Incendie Lubrizol à Rouen : un an après, la colère n’est pas retombée

A la veille du premier anniversaire de l’incendie de l’usine chimique, des études universitaires sur le comportement et le ressenti des Rouennais livrent leurs premiers enseignements.

 Rouen (Seine-Maritime), le 26 septembre 2019. La ville et ses environs avaient été recouverts d’une couche de suie après l’explosion de l’usine chimique.
Rouen (Seine-Maritime), le 26 septembre 2019. La ville et ses environs avaient été recouverts d’une couche de suie après l’explosion de l’usine chimique. AFP/Philippe Lopez

A Rouen, l'incendie de Lubrizol a durablement marqué les esprits. Ce vendredi soir, à la veille du premier anniversaire de la catastrophe, plusieurs rendez-vous sont organisés par la Métropole Rouen-Normandie pour faire le point. Parmi les invités, le géographe Eric Daudé vient présenter les premiers enseignements d'une étude du CNRS sur les comportements de ceux qui ont vécu cette journée noire.

« Ce qui est marquant, explique-t-il, c'est que le cercle des proches a joué un rôle essentiel pour donner l'alerte, devant les médias, mais surtout loin devant les réseaux sociaux et plus encore les sirènes qui ont été déclenchées tardivement. » L'universitaire a recueilli les témoignages d'environ 1700 personnes globalement issues de la métropole rouennaise et des communes traversées par le panache de fumée dont les suies sont retombées à plusieurs dizaines de kilomètres de l'usine en flamme.

« Aujourd'hui, nous partirions au plus vite »

Comme dans le petit village de la Vieux-Rue, où Bernard ne se doutait pas qu'il serait touché. « J'ai pris rapidement la décision de rester à la maison car à la radio on annonçait des problèmes de circulation. Mais, sans consigne précise, nous avons décidé avec ma compagne d'emmener nos enfants à l'école… qui était fermée. Ce n'est qu'ensuite, en voyant la suie noire tout recouvrir, que nous nous sommes dit qu'on respirait peut-être des produits nocifs. »

Un comble pour ce couple qui a quitté le centre-ville pour profiter de l'air de la campagne. « Aujourd'hui, je pense que dans une situation similaire, nous partirions au plus vite », confie le père de famille, encore inquiet des conséquences à long terme pour la santé.

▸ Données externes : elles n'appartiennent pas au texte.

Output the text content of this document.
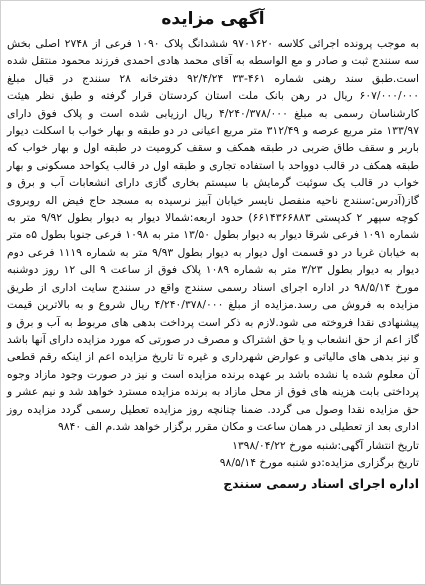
آگهی مزایده

به موجب پرونده اجرائی کلاسه ۹۷۰۱۶۲۰ ششدانگ پلاک ۱۰۹۰ فرعی از ۲۷۴۸ اصلی بخش سه سنندج ثبت و صادر و مع الواسطه به آقای محمد هادی احمدی فرزند محمود منتقل شده است.طبق سند رهنی شماره ۴۶۱-۳۳ ۹۲/۴/۲۴ دفترخانه ۲۸ سنندج در قبال مبلغ ۶۰۷/۰۰۰/۰۰۰ ریال در رهن بانک ملت استان کردستان قرار گرفته و طبق نظر هیئت کارشناسان رسمی به مبلغ ۴/۲۴۰/۳۷۸/۰۰۰ ریال ارزیابی شده است و پلاک فوق دارای ۱۳۳/۹۷ متر مربع عرصه و ۳۱۲/۴۹ متر مربع اعیانی در دو طبقه و بهار خواب با اسکلت دیوار باربر و سقف طاق ضربی در طبقه همکف و سقف کرومیت در طبقه اول و بهار خواب که طبقه همکف در قالب دوواحد با استفاده تجاری و طبقه اول در قالب یکواحد مسکونی و بهار خواب در قالب یک سوئیت گرمایش با سیستم بخاری گازی دارای انشعابات آب و برق و گاز(آدرس:سنندج ناحیه منفصل نایسر خیابان آبیز نرسیده به مسجد حاج فیض اله روبروی کوچه سپهر ۲ کدپستی ۶۶۱۴۳۶۶۸۸۳) حدود اربعه:شمالا دیوار به دیوار بطول ۹/۹۲ متر به شماره ۱۰۹۱ فرعی شرقا دیوار به دیوار بطول ۱۳/۵۰ متر به ۱۰۹۸ فرعی جنوبا بطول ۵ه متر به خیابان غربا در دو قسمت اول دیوار به دیوار بطول ۹/۹۳ متر به شماره ۱۱۱۹ فرعی دوم دیوار به دیوار بطول ۳/۲۳ متر به شماره ۱۰۸۹ پلاک فوق از ساعت ۹ الی ۱۲ روز دوشنبه مورخ ۹۸/۵/۱۴ در اداره اجرای اسناد رسمی سنندج واقع در سنندج سایت اداری از طریق مزایده به فروش می رسد.مزایده از مبلغ ۴/۲۴۰/۳۷۸/۰۰۰ ریال شروع و به بالاترین قیمت پیشنهادی نقدا فروخته می شود.لازم به ذکر است پرداخت بدهی های مربوط به آب و برق و گاز اعم از حق انشعاب و یا حق اشتراک و مصرف در صورتی که مورد مزایده دارای آنها باشد و نیز بدهی های مالیاتی و عوارض شهرداری و غیره تا تاریخ مزایده اعم از اینکه رقم قطعی آن معلوم شده یا نشده باشد بر عهده برنده مزایده است و نیز در صورت وجود مازاد وجوه پرداختی بابت هزینه های فوق از محل مازاد به برنده مزایده مسترد خواهد شد و نیم عشر و حق مزایده نقدا وصول می گردد. ضمنا چنانچه روز مزایده تعطیل رسمی گردد مزایده روز اداری بعد از تعطیلی در همان ساعت و مکان مقرر برگزار خواهد شد.م الف ۹۸۴۰

تاریخ انتشار آگهی:شنبه مورخ ۱۳۹۸/۰۴/۲۲
تاریخ برگزاری مزایده:دو شنبه مورخ ۹۸/۵/۱۴
اداره اجرای اسناد رسمی سنندج
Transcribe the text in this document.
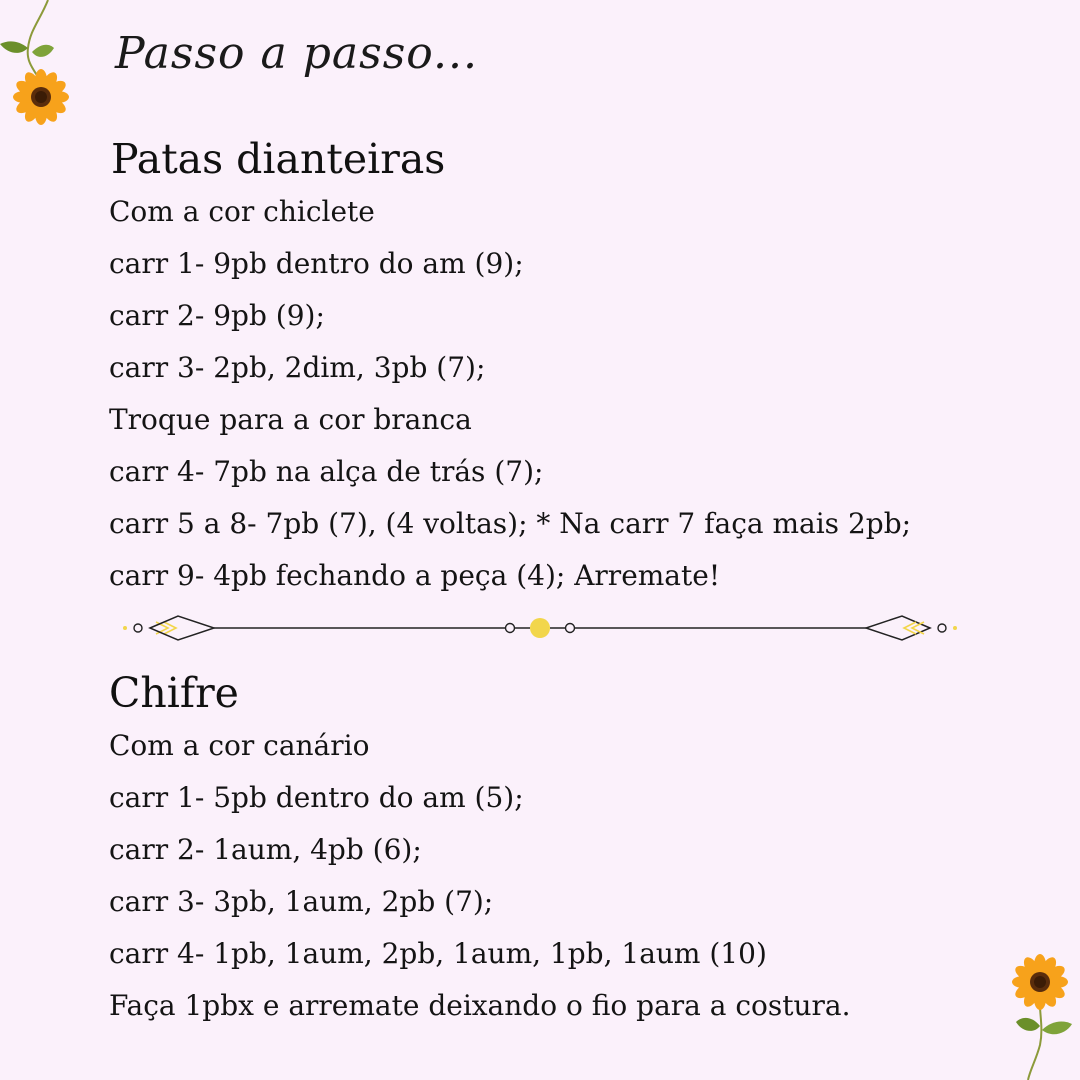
Passo a passo...
Patas dianteiras
Com a cor chiclete
carr 1- 9pb dentro do am (9);
carr 2- 9pb (9);
carr 3- 2pb, 2dim, 3pb (7);
Troque para a cor branca
carr 4- 7pb na alça de trás (7);
carr 5 a 8- 7pb (7), (4 voltas); * Na carr 7 faça mais 2pb;
carr 9- 4pb fechando a peça (4); Arremate!
Chifre
Com a cor canário
carr 1- 5pb dentro do am (5);
carr 2- 1aum, 4pb (6);
carr 3- 3pb, 1aum, 2pb (7);
carr 4- 1pb, 1aum, 2pb, 1aum, 1pb, 1aum (10)
Faça 1pbx e arremate deixando o fio para a costura.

Les Rouennais se sont sentis abandonnés

Comme Eric Daudé l'a constaté, « il y a un nombre non négligeable de gens qui s'est éloigné, sans se préoccuper d'éventuelles consignes de confinement ». Daniel Mellier, professeur émérite au laboratoire de psychologie de l'Université de Rouen, a lui participé à une étude consacrée aux collégiens et aux lycéens. « Beaucoup ont répondu que se confiner était sans doute la meilleure chose à faire. Mais, surtout, ils ont vécu cet accident comme un choc émotionnel, avec des sentiments mêlés de peur et de colère. »

Une colère pas vraiment retombée car, comme l'explique le nouveau président de la métropole, Nicolas Mayer-Rossignol, « les Rouennais ont vu leur statut de victime ne pas être reconnu. Il n'y a pas eu de mort, bien heureusement, mais à la violence de l'accident s'est ajouté la violence du déni des autorités alors que de nombreuses personnes ont ressenti de vrais troubles physiques et psychologiques. » En outre, comme le souligne Eric Daudé, « la mort de Jacques Chirac a fait disparaître l'incendie des médias nationaux. Les Rouennais se sont sentis abandonnés et ça, c'est très marqué sur les tweets que nous avons compilés le jour même ».

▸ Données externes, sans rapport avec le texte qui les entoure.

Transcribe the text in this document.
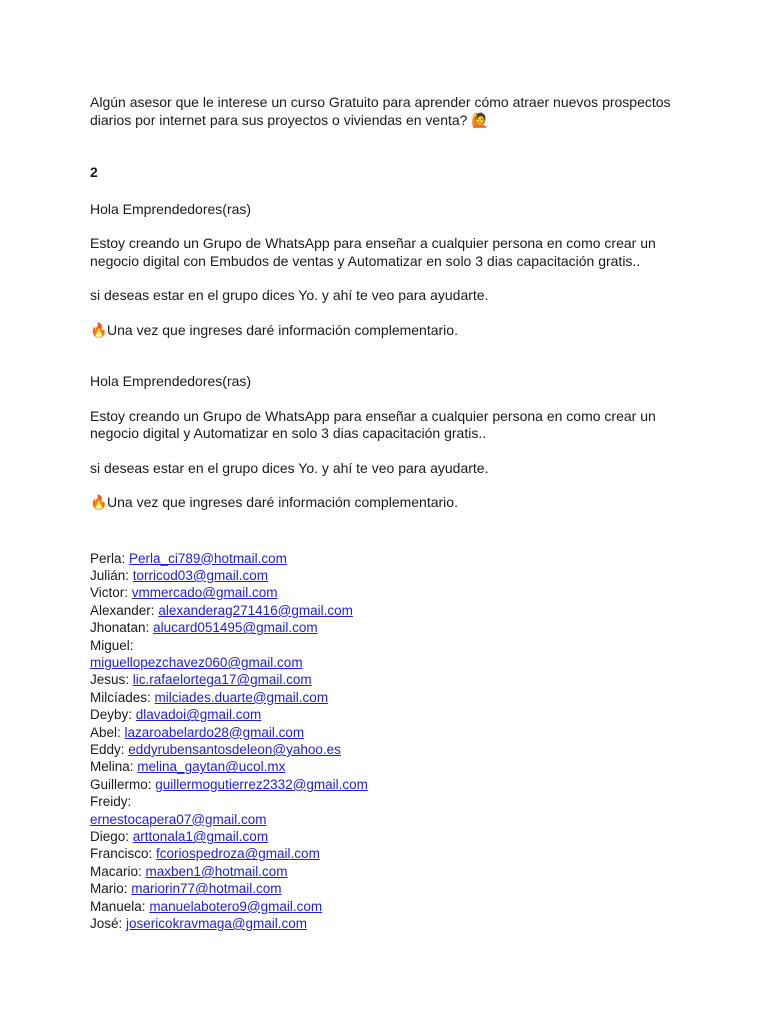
Algún asesor que le interese un curso Gratuito para aprender cómo atraer nuevos prospectos diarios por internet para sus proyectos o viviendas en venta? 🙋

2

Hola Emprendedores(ras)

Estoy creando un Grupo de WhatsApp para enseñar a cualquier persona en como crear un negocio digital con Embudos de ventas y Automatizar en solo 3 dias capacitación gratis..

si deseas estar en el grupo dices Yo. y ahí te veo para ayudarte.

🔥Una vez que ingreses daré información complementario.

Hola Emprendedores(ras)

Estoy creando un Grupo de WhatsApp para enseñar a cualquier persona en como crear un negocio digital y Automatizar en solo 3 dias capacitación gratis..

si deseas estar en el grupo dices Yo. y ahí te veo para ayudarte.

🔥Una vez que ingreses daré información complementario.

Perla: Perla_ci789@hotmail.com
Julián: torricod03@gmail.com
Victor: vmmercado@gmail.com
Alexander: alexanderag271416@gmail.com
Jhonatan: alucard051495@gmail.com
Miguel:
miguellopezchavez060@gmail.com
Jesus: lic.rafaelortega17@gmail.com
Milcíades: milciades.duarte@gmail.com
Deyby: dlavadoi@gmail.com
Abel: lazaroabelardo28@gmail.com
Eddy: eddyrubensantosdeleon@yahoo.es
Melina: melina_gaytan@ucol.mx
Guillermo: guillermogutierrez2332@gmail.com
Freidy:
ernestocapera07@gmail.com
Diego: arttonala1@gmail.com
Francisco: fcoriospedroza@gmail.com
Macario: maxben1@hotmail.com
Mario: mariorin77@hotmail.com
Manuela: manuelabotero9@gmail.com
José: josericokravmaga@gmail.com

Des couacs en matière d'information

Aujourd'hui, malgré les annonces du gouvernement sur de nouvelles mesures concernant les risques industriels et la reconnaissance par la ministre de l'environnement, Barbara Pompili, de « couacs » en matière d'information et de transparence, le sentiment que rien n'a véritablement changé domine. « Ce qui ressort de notre étude, c'est qu'aujourd'hui la plupart des gens sont passés à autre chose », conclut le géographe du CNRS. « Cela montre une forte capacité de résilience. Mais on peut aussi penser que si un accident similaire survenait, la population ne saurait toujours pas comment réagir. »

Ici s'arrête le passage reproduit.